There is no end, apparently, to the arguments over the decline and fall of Neanderthal man. He was not a biological ancestor of modern humans but a parallel development. He inhabited Europe just before modern Homo sapiens sapiens took his place in the drama.

Although it was once argued whether our Neanderthal colleague evolved into his modern successor, so that we can claim a blood relationship, or whether our coming caused his extinction, it is now almost certain that our predecessor was in fact extinguished root and branch some 50,000 years ago.

In the 2 July issue of Science, Richard Klein of Stanford University has discussed some of the evidence that Neanderthal man may have been eliminated through, alternatively, climatic or cultural changes in his environment. Fossil evidence shows that the two lines of proto-humans and humans diverged more than 350,000 years ago. The Neanderthals evolved in Europe, and spread into Asia some 80,000 years ago. By contrast, modern humans originated in Africa, and some 50,000 years ago had eliminated their predecessors from western Asia and then from Europe. If there was any interbreeding, it was negligible.

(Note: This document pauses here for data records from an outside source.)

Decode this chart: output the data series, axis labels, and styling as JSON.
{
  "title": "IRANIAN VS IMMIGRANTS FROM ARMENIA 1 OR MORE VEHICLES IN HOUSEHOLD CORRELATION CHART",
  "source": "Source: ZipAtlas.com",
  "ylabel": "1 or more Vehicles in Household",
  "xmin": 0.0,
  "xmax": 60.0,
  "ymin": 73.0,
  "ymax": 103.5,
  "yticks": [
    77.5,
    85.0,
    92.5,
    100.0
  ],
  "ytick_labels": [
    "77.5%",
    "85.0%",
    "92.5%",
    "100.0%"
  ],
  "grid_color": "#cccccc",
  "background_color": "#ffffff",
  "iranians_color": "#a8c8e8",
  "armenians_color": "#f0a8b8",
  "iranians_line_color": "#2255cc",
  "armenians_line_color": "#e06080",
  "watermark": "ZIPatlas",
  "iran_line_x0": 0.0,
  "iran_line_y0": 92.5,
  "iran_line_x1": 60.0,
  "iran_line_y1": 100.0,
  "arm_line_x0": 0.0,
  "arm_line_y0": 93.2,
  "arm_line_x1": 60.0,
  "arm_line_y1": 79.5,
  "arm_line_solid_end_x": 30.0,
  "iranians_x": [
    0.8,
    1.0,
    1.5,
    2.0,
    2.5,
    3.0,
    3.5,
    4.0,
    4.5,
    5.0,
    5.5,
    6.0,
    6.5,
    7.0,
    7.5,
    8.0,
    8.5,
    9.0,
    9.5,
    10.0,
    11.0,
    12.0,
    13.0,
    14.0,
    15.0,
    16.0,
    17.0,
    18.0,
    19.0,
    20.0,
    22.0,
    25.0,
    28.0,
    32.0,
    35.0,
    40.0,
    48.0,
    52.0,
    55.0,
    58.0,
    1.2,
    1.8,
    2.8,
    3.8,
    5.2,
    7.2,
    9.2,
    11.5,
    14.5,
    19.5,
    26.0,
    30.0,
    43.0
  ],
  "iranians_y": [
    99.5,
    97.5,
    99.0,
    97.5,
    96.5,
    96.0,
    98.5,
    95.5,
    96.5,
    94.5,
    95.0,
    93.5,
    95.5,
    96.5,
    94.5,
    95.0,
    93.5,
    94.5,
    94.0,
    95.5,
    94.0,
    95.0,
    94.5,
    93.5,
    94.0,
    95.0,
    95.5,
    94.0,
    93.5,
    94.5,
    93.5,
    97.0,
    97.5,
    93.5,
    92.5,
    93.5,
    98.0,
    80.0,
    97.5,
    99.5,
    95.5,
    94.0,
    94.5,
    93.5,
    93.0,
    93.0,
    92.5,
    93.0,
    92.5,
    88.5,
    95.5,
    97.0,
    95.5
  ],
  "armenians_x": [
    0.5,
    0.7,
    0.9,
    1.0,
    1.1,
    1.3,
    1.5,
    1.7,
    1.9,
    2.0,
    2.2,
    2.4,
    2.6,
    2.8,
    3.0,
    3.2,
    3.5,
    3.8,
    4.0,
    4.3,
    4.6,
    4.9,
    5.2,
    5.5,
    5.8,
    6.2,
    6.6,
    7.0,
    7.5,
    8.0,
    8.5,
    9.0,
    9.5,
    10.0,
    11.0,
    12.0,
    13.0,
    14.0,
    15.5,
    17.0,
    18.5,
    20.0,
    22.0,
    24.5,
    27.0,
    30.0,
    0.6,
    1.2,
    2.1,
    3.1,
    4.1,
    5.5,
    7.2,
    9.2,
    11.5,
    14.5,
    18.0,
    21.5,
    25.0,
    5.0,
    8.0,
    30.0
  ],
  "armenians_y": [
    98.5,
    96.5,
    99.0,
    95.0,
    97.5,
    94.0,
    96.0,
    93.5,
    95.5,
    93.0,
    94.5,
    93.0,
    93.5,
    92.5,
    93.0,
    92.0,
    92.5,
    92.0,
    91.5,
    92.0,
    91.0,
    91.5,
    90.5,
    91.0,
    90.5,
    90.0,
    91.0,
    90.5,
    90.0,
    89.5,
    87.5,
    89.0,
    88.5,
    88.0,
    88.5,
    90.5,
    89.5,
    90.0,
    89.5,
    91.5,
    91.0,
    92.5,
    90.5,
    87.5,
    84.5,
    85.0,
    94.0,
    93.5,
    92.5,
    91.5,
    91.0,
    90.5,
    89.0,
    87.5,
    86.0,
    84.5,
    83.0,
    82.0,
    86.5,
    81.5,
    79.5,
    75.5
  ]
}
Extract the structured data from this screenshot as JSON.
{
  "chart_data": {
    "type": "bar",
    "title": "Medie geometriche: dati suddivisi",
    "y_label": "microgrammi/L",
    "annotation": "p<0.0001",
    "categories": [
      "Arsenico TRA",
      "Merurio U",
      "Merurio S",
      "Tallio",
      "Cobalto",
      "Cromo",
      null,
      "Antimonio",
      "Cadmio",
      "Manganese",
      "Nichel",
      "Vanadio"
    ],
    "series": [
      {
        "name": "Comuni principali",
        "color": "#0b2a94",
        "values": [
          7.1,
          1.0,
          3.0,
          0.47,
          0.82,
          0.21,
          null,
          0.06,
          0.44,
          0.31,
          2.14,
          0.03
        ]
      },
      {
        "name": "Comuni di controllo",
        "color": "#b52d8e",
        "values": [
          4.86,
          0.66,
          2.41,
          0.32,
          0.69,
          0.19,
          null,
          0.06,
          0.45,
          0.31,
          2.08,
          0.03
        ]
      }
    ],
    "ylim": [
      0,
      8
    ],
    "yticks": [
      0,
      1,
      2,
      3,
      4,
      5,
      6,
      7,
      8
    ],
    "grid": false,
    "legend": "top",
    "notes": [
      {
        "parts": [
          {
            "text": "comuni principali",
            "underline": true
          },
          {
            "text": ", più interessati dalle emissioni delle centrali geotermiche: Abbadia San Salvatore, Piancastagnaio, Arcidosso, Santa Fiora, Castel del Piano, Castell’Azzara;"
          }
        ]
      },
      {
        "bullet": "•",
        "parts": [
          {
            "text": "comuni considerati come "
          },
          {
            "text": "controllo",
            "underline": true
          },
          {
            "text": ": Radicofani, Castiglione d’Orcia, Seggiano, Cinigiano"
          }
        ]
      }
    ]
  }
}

The expansion from Africa was driven by advances in culture and technology. That from Asia and Europe may have been driven by climatic influences. Although the Neanderthals possessed a physique that enabled them to exploit hilly and mixed environments, where they did not have to wander far for food, they could not survive the frequent and sudden freezing periods that came between 45,000 and 30,000 years ago, since they depended largely on mountain refuges in the face of an invading new race.

At least, that is the prevalent argument. In fact there are so many discrepancies and counter-arguments that there is ample scope for a few more centuries of lively argument before anthropologists can rest content.